2024-07-16 14:55:15 [scrapy.core.engine] INFO: Closing spider (finished)
(...)
$ scrapy version -v
Scrapy       : 2.11.1
lxml         : 5.1.0.0
libxml2      : 2.12.3
cssselect    : 1.2.0
parsel       : 1.8.1
w3lib        : 2.1.2
Twisted      : 23.10.0
Python       : 3.10.12 (main, Mar 22 2024, 16:50:05) [GCC 11.4.0]
pyOpenSSL    : 24.0.0 (OpenSSL 3.2.1 30 Jan 2024)
cryptography : 42.0.5
Platform     : Linux-6.5.0-41-generic-x86_64-with-glibc2.35

$ python -c "import scrapy_playwright; print(scrapy_playwright.__version__)"
0.0.39

I don't think this can be handled with locking or other synchronization primitives, as the browser crash could happen at any time. Retrying seems like the most sensible way.
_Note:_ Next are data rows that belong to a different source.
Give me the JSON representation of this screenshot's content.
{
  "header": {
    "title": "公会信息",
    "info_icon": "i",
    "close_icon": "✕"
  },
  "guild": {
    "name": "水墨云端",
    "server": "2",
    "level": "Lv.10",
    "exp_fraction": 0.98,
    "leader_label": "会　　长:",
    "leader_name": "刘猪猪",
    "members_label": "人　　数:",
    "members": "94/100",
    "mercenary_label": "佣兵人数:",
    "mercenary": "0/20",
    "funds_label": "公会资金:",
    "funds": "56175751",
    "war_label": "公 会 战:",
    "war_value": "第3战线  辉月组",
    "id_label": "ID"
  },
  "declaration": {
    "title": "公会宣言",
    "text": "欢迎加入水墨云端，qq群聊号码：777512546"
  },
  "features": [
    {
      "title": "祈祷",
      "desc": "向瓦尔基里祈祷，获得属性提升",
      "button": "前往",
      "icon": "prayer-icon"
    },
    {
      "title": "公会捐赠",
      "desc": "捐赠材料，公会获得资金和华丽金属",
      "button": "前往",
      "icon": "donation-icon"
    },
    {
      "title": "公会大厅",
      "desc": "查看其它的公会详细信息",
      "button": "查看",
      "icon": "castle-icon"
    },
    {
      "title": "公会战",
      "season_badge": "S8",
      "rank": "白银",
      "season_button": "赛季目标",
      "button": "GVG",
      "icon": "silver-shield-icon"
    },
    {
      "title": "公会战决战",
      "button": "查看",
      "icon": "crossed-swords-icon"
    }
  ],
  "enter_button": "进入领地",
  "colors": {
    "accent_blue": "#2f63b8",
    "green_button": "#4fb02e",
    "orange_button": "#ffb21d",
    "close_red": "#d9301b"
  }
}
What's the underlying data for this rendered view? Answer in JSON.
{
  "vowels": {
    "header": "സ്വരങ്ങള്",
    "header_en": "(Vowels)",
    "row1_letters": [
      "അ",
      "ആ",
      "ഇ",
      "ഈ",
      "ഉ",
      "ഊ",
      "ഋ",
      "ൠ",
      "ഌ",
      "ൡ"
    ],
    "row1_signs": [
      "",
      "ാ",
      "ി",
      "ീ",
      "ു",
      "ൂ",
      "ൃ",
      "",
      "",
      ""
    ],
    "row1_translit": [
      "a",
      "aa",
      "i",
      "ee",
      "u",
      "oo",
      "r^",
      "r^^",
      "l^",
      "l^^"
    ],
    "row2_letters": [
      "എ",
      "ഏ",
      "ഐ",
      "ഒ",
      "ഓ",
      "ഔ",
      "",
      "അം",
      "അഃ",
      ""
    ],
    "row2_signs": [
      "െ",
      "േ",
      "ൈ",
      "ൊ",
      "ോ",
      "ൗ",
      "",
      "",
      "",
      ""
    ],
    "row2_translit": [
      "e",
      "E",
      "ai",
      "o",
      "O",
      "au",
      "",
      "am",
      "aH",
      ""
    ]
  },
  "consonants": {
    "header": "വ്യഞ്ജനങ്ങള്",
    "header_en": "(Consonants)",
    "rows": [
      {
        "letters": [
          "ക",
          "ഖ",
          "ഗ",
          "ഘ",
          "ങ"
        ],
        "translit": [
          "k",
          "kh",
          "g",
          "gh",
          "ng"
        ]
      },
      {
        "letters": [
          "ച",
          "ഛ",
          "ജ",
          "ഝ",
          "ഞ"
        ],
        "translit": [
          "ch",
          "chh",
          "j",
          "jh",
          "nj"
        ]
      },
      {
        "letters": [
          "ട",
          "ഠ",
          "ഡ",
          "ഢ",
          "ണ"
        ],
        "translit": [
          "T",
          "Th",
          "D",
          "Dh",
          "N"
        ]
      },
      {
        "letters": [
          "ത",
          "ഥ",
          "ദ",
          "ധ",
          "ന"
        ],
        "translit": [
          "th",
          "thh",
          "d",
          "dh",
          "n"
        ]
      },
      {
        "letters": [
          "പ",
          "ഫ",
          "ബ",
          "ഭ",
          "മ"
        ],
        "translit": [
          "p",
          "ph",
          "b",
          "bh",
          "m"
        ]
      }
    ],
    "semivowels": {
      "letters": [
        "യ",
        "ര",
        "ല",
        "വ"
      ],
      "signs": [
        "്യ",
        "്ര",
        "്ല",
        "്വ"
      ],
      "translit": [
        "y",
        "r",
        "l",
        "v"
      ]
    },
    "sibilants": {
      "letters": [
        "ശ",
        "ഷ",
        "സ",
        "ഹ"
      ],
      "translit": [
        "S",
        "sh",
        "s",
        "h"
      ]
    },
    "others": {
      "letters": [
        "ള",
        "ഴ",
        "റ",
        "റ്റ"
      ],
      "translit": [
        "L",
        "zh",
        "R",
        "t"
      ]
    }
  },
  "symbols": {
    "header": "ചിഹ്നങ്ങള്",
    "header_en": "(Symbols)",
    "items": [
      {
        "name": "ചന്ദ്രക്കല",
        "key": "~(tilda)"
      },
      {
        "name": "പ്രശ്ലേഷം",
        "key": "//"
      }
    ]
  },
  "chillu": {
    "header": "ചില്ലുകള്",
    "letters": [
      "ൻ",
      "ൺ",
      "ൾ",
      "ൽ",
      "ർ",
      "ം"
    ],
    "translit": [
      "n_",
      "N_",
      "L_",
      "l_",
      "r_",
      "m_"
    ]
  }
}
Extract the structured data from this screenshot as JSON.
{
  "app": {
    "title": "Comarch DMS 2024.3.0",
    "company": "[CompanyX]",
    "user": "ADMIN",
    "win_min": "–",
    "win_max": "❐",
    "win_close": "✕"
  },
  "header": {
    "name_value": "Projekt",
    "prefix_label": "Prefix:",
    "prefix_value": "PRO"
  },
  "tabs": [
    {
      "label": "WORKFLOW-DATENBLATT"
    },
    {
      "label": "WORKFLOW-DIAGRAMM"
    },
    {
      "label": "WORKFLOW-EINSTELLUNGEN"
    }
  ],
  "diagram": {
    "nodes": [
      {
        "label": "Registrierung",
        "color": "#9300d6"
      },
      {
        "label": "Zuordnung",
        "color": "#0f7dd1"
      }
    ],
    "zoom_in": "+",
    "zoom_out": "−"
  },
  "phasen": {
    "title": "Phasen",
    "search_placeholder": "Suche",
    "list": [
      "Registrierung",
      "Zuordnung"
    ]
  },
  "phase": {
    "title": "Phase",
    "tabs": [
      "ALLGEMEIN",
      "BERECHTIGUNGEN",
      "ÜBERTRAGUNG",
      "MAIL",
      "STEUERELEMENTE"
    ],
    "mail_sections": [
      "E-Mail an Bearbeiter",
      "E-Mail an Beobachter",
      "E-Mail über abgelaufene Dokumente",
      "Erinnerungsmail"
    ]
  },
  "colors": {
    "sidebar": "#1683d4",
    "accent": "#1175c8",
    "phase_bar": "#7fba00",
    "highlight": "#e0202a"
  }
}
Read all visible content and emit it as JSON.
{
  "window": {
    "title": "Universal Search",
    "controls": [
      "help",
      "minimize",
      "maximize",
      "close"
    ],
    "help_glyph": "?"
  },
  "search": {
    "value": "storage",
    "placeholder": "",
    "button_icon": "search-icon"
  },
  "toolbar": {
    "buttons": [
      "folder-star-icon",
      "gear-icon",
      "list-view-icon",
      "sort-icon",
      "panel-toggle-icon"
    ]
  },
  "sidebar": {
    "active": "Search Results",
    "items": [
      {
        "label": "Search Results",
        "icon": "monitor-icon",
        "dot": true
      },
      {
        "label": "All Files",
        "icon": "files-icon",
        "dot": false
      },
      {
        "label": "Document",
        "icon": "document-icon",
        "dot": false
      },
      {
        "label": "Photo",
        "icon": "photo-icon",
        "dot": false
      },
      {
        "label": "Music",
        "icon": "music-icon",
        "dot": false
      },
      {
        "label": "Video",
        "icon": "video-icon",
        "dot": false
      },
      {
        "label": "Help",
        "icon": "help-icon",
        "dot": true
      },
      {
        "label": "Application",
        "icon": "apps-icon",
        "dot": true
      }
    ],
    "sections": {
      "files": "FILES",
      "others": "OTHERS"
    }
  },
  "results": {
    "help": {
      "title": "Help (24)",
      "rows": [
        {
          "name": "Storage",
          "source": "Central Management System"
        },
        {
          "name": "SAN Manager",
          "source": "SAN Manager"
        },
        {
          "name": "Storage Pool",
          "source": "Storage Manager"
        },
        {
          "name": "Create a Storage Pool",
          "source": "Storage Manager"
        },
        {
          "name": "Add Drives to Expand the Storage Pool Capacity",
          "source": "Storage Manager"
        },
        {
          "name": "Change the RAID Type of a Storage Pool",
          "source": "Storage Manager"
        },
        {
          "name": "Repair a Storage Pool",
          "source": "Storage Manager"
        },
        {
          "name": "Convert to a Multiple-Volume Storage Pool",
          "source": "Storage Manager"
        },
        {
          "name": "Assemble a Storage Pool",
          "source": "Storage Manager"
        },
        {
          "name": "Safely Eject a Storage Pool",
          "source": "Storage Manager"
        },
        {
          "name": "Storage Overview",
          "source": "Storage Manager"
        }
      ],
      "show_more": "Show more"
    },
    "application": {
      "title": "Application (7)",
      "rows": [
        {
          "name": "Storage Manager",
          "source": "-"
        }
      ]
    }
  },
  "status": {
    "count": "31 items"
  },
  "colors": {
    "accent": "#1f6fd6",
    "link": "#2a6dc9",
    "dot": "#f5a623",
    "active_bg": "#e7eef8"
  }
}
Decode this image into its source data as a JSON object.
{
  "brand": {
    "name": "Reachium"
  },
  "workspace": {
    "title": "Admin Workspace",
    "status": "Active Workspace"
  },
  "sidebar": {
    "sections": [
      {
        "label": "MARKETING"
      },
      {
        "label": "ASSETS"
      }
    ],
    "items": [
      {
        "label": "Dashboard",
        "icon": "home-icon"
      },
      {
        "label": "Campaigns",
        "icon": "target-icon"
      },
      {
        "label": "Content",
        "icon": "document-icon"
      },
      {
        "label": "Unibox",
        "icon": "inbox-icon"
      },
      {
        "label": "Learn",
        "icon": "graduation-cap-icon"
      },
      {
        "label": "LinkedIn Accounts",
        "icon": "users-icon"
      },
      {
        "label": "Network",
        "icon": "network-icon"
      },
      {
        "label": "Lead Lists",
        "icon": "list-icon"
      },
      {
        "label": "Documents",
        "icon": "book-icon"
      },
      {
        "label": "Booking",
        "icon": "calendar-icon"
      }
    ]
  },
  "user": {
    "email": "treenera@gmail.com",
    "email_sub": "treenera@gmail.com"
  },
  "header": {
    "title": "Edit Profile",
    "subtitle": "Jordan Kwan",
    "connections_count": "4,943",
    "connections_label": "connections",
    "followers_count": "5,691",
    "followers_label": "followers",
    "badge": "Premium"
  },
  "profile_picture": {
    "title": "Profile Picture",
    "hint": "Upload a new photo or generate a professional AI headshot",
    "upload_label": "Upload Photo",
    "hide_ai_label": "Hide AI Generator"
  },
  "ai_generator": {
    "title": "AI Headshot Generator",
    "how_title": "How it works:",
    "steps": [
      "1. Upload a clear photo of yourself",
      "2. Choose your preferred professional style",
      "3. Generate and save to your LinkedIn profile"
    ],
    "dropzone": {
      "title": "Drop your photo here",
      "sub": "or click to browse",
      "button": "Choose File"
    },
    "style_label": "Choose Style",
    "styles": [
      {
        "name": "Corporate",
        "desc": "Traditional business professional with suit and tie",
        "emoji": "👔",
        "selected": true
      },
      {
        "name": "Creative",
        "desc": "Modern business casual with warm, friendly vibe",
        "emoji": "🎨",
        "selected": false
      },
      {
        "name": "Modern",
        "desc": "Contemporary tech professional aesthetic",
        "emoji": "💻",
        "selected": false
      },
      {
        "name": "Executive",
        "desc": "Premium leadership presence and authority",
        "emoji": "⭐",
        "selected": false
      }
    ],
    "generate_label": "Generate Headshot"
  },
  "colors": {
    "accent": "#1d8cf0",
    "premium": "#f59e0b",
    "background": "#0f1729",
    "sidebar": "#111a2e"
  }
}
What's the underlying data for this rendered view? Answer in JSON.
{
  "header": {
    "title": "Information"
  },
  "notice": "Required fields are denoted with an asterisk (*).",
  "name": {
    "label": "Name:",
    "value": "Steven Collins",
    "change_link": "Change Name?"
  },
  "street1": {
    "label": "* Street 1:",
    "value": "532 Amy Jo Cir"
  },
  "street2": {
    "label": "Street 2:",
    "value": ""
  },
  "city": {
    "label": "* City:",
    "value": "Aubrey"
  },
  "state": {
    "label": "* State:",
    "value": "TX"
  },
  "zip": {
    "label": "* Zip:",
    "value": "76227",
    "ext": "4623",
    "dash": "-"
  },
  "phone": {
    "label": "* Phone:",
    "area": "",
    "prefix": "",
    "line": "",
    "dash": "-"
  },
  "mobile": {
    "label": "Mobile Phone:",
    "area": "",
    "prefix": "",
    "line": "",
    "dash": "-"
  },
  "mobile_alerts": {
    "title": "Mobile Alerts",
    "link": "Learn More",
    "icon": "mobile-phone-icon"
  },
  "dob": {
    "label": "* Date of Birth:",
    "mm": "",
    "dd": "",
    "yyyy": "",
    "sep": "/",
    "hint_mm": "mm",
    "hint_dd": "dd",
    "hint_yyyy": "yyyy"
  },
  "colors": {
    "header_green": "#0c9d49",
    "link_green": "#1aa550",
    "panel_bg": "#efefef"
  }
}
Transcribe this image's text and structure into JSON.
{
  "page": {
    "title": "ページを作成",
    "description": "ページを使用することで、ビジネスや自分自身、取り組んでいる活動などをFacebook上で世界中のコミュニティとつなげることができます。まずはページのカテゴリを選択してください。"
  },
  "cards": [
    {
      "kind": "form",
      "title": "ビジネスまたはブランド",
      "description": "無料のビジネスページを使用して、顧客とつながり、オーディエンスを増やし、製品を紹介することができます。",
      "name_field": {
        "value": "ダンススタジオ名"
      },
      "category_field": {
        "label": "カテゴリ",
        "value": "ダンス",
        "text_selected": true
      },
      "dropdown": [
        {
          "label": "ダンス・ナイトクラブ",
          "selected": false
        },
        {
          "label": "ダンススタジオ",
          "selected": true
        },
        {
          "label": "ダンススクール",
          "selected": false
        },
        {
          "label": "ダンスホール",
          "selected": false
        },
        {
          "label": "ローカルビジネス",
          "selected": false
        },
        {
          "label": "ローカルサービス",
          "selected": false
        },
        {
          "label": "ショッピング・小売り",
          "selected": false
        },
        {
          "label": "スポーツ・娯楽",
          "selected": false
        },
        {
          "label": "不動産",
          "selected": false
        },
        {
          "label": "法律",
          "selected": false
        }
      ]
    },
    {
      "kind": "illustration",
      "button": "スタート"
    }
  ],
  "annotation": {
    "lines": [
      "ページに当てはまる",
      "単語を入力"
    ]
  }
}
gelodefaultbrain commented 4 months ago

Hi @elacuesta in relation to my issue here: https://github.com/scrapy-plugins/scrapy-playwright/issues/294

I think the update you made to have the browser restarted worked for me! However I have this retry middleware enabled. I just find it weird that when the browser crashes, it does show up again but it seems that the retry middleware I've made doesn't necessarily retry that specific request anymore. I'm not sure why , it could be my middleware but just letting you know just in case. Let me know if you need additional info. Thank you.